The non-profit 501(c)(3) organization has since purchased five mobile homes in established parks, putting a roof over the head of individuals who once served in the American military. Three of the homes are in Brattleboro, one is in Dummerston and the other is in Hinsdale, N.H. Miller said Home At Last hopes to buy a sixth by the spring.
Miller said the mobile home tenants with an income pay 30 percent of it toward rent and utility costs.
"We're moving along. We operate on a very low budget," he said in his Bonnyvale Road home on Thursday. Miller said he believes Home At Last is the only program that aims to offer permanent housing, as all others provide temporary shelter.
With Veterans' Day approaching, the group is pitching its annual fund campaign and appealing to community members for donations to keep it afloat. All donations are tax-deductible. Treasurer/Secretary Lisa Lofting said all donors receive a thank-you note in the mail.

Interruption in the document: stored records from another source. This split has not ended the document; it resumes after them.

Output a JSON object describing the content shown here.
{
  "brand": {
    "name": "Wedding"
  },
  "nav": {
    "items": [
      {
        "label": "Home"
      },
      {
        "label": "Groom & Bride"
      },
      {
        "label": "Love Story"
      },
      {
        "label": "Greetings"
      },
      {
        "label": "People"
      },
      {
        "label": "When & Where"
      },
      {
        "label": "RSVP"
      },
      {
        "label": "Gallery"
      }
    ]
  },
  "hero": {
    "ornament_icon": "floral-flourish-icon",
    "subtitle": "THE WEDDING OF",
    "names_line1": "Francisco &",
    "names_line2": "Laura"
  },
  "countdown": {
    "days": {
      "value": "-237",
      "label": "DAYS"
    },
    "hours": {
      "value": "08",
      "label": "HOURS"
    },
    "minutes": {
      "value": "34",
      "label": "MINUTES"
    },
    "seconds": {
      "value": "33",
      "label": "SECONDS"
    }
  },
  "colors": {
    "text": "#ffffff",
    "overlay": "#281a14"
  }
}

In a letter Home At Last plans is sending to locals, Chairman Tom Appel states homelessness among veterans is on the rise in this country and includes men and women who served during World War II as well as the wars in Korea, Vietnam, Iraq and Afghanistan.
According to Home At Last, 25 percent of all homeless people in the United States are military veterans. Substance abuse affects 50 percent of those vets and 45 percent suffer from mental illness.
Appel states in the letter that the organization's 2012 grant request to the Vermont Office of Veterans Affairs has been honored, but reduced to 50 percent (or $5,000) of its 2011 award. This is due, Miller said, to a 20-percent reduction in the amount of money the state raised via voluntary donations on the Vermont Income Tax form.
Appel, who is not a veteran, said he got involved about a year and a half ago when he was approached by some board members. He told the Reformer he knew it was a great cause.
Appel said his job entails working with the organization's finances and the business side of the group. But he said every board member leaves the monthly or bi-montly meetings with a list of things to do.
Lofting and her husband, board member Scott Lofting, both are both Air Force veterans and went a while without realizing homelessness was such a big problem in Vermont. Lisa said it is "a dirty little secret" in the area.
She said a family member told them about Home At Last and thought they might be interested in volunteering. Lisa said she and Scott get a lot of satisfaction helping military veterans who are not as fortunate as themselves.
"We give them a chance to start over," she said. "Sometimes when you're homeless your family doesn't have anything to do with you. We help (veterans) get started in a new direction."
Home At Last not only purchases the mobile homes but also does renovating and furnishing work and equips them with the basic necessities. The organization does not have an overhead operating budget and the administration work is handled by the volunteer board of directors.